Dr. Dougherty was intrigued by the lack of impact simply worshiping in diverse congregations had on whites.

“I was surprised that worshipping with blacks, Latinos, or Asians had such little effect on whites’ attitudes toward these specific groups,” Dr. Dougherty said. “Multiracial congregations appear more effective at reinforcing broad support for diversity rather than fostering bonds between specific groups.”

The two also found friendships between whites and people of other ethnicities where more likely where there was neighborhood integration and increased contact through neighborhoods and friend networks.

“This raises the question, How might congregations do better at helping members of different races and ethnicities develop relationships in the congregational context?,” Dr.
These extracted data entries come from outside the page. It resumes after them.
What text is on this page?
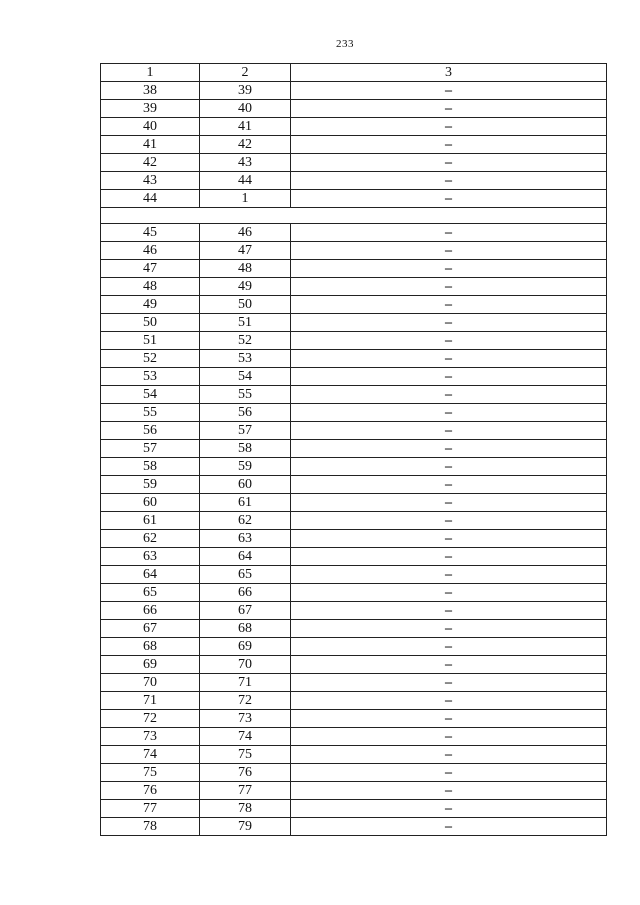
233
1	2	3
38	39	–
39	40	–
40	41	–
41	42	–
42	43	–
43	44	–
44	1	–

45	46	–
46	47	–
47	48	–
48	49	–
49	50	–
50	51	–
51	52	–
52	53	–
53	54	–
54	55	–
55	56	–
56	57	–
57	58	–
58	59	–
59	60	–
60	61	–
61	62	–
62	63	–
63	64	–
64	65	–
65	66	–
66	67	–
67	68	–
68	69	–
69	70	–
70	71	–
71	72	–
72	73	–
73	74	–
74	75	–
75	76	–
76	77	–
77	78	–
78	79	–
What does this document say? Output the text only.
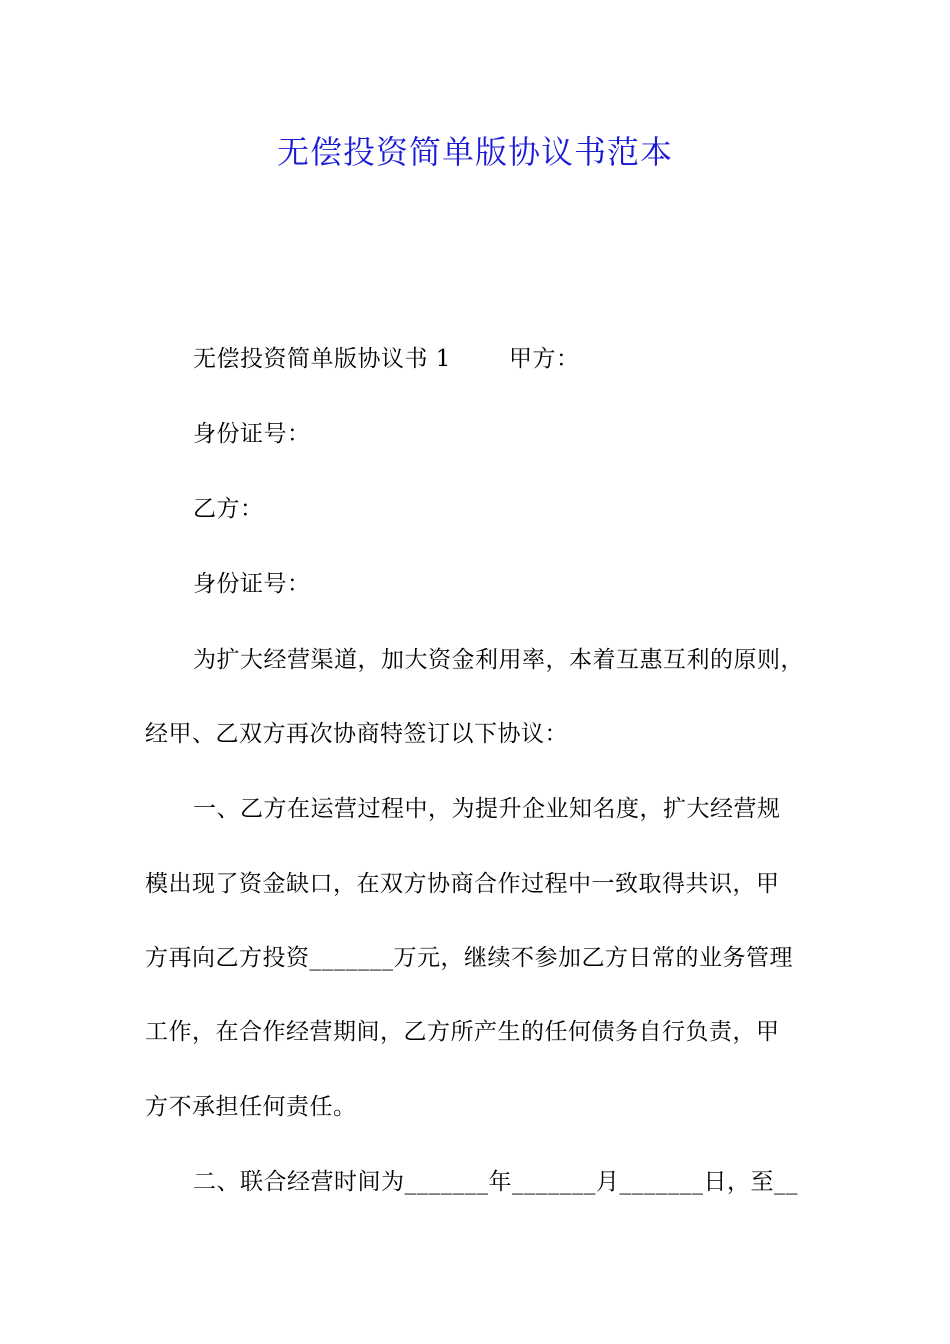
无偿投资简单版协议书范本
无偿投资简单版协议书 1	甲方：
身份证号：
乙方：
身份证号：
为扩大经营渠道，加大资金利用率，本着互惠互利的原则，
经甲、乙双方再次协商特签订以下协议：
一、乙方在运营过程中，为提升企业知名度，扩大经营规
模出现了资金缺口，在双方协商合作过程中一致取得共识，甲
方再向乙方投资_______万元，继续不参加乙方日常的业务管理
工作，在合作经营期间，乙方所产生的任何债务自行负责，甲
方不承担任何责任。
二、联合经营时间为_______年_______月_______日，至__
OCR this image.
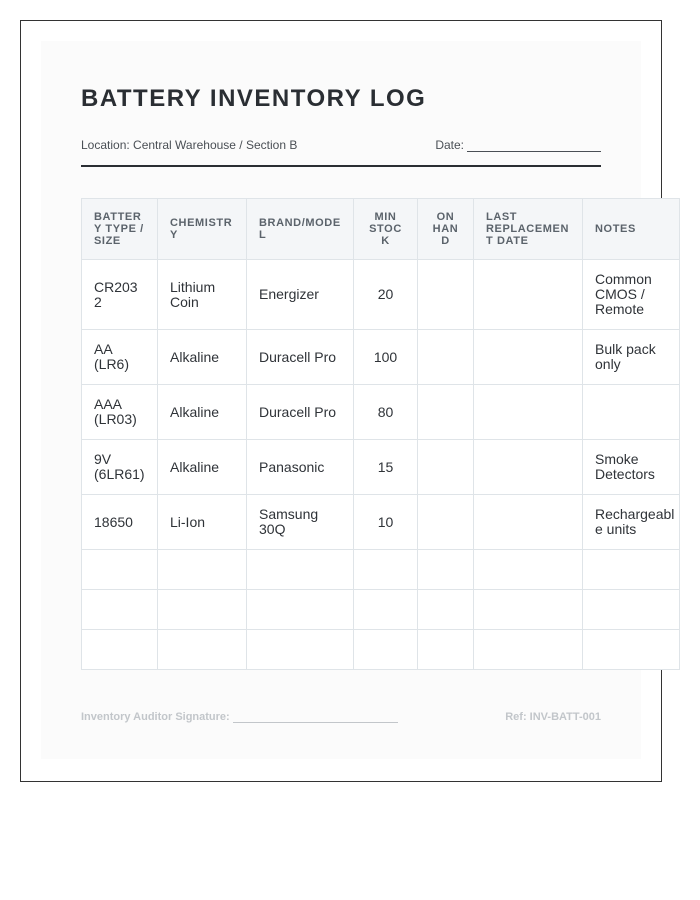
BATTERY INVENTORY LOG
Location: Central Warehouse / Section B	Date:
BATTERY TYPE / SIZE	CHEMISTRY	BRAND/MODEL	MIN STOCK	ON HAND	LAST REPLACEMENT DATE	NOTES
CR2032	Lithium Coin	Energizer	20			Common CMOS / Remote
AA (LR6)	Alkaline	Duracell Pro	100			Bulk pack only
AAA (LR03)	Alkaline	Duracell Pro	80			
9V (6LR61)	Alkaline	Panasonic	15			Smoke Detectors
18650	Li-Ion	Samsung 30Q	10			Rechargeable units

Inventory Auditor Signature:	Ref: INV-BATT-001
Polson said.

Dr. Polson has spent the past decade looking into how race and diversity affect congregational impact on community life. He believes congregations are a unique setting in American life that have power to shape people’s behaviors and ways of thinking about race and ethnicity. He hopes this research can help congregations better reflect the diversity and community present in the Biblical Kingdom of God.

“Even when we worship together, some of the same patterns that exist in our everyday social lives are still causing us to lead very separate lives, even within a congregation,” Dr. Polson said. “One of the things I would love to see pastors do … is to question how [they] can break down those barriers and challenge [historical societal] patterns in [their own] congregations.”
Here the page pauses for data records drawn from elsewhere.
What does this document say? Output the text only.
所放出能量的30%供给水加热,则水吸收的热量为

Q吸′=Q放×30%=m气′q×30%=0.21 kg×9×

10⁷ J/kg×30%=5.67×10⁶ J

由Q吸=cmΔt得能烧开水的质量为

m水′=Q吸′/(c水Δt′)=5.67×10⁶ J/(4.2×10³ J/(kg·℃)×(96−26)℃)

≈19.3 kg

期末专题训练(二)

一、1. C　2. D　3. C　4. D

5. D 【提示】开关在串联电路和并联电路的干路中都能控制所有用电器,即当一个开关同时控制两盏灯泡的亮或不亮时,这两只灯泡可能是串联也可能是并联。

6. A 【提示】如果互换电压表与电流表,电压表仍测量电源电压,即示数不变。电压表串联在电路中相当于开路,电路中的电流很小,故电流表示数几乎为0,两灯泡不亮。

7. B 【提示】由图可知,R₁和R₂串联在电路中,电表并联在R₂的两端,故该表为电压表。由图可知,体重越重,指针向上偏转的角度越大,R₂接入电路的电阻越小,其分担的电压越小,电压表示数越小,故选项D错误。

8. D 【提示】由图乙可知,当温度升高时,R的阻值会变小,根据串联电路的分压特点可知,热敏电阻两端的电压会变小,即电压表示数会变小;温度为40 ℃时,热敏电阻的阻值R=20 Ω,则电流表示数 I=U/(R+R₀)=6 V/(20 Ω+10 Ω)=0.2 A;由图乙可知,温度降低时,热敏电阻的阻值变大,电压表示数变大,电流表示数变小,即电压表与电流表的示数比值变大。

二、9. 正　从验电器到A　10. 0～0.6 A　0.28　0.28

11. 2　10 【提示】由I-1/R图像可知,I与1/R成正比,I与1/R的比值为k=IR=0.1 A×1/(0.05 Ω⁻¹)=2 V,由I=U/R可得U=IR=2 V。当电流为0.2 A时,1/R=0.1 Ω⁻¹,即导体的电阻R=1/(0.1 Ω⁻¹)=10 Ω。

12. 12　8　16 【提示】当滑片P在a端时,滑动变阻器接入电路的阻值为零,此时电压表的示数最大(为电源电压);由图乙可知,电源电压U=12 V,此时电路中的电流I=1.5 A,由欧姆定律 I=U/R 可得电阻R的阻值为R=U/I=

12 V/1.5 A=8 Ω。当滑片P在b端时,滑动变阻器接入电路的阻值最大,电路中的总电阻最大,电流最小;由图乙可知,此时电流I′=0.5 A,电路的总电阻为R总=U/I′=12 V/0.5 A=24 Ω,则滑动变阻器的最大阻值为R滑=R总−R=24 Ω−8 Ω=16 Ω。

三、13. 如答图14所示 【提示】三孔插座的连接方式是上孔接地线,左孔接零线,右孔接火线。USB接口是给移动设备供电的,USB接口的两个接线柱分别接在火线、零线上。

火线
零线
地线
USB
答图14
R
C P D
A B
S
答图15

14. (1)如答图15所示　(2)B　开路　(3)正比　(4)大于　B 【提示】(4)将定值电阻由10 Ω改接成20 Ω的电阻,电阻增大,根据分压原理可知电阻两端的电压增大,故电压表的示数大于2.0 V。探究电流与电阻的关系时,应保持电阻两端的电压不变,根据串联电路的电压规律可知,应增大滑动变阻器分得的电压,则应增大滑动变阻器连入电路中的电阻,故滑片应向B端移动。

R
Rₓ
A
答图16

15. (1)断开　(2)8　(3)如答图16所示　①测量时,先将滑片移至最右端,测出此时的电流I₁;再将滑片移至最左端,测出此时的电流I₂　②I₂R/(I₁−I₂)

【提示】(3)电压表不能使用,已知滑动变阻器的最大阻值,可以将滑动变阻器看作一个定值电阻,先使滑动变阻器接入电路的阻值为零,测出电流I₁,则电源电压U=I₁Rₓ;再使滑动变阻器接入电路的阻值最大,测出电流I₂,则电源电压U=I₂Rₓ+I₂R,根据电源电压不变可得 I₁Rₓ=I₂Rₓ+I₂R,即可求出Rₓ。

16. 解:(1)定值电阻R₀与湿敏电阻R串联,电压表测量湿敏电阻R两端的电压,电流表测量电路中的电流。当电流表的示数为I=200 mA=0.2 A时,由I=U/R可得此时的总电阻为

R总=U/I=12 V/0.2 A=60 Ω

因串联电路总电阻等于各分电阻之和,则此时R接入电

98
Simply getting people of different races into the same congregation does not automatically change friendships or attitudes … We need to find ways in our congregations and culture to cultivate a shared identity that transcends racial/ethnic differences.

Dr. Polson hopes this research can serve as a conversation starter for congregations on how to become––and stay––more diverse long-term.

“It is a necessary conversation for pastors, church members, and leaders to have,” Dr. Polson said. “I do not know there are easy answers, but I do not [think] just being together in one congregation is doing away with the differences and changing some of the patterns [of division].”

Dr. Polson reiterated that he believes (and his research supports) there is a need for more than just worshipping in diverse congregations, but a sense of true friendship and relationship between people of differing ethnicities.

“Americans are worshipping in larger and larger congregations, which means there’s more chance of people from different races, ethnicities, and cultural backgrounds coming together, so that is a good thing,” Dr. Polson said. “The challenge is still there for us as religious people and community members to be very intentional about not simply accepting that ‘because I worship with people from another race, social class, ethnicity, or background, I have done the work.’”

In future research, Dr. Polson would like to look into how the attitudes and relationships of an individual change over time after beginning to worship in a multi-ethnic congregation.

With this research, Dr. Polson not only seeks to help leaders of congregations think about how they can foster diversity and relationships, but he also wants people in congregations to be sensitive to how they can make a difference in their own congregations by investing in relationships with people of other ethnicities.

Dr. Dougherty felt very strongly that the results of their study should be taken seriously by congregations.

“Our findings should be sobering to religious leaders,” Dr. Dougherty said. “Simply getting people of different races into the same congregation does not automatically change friendships or attitudes … We need to find ways in our congregations and culture to cultivate a shared identity that transcends racial/ethnic differences.”

Dr. Polson concurred, believing that more must be done to truly see change.

“It takes intentional relationship-building for there to be long-term change. It requires more than just being around others,” Dr. Polson said.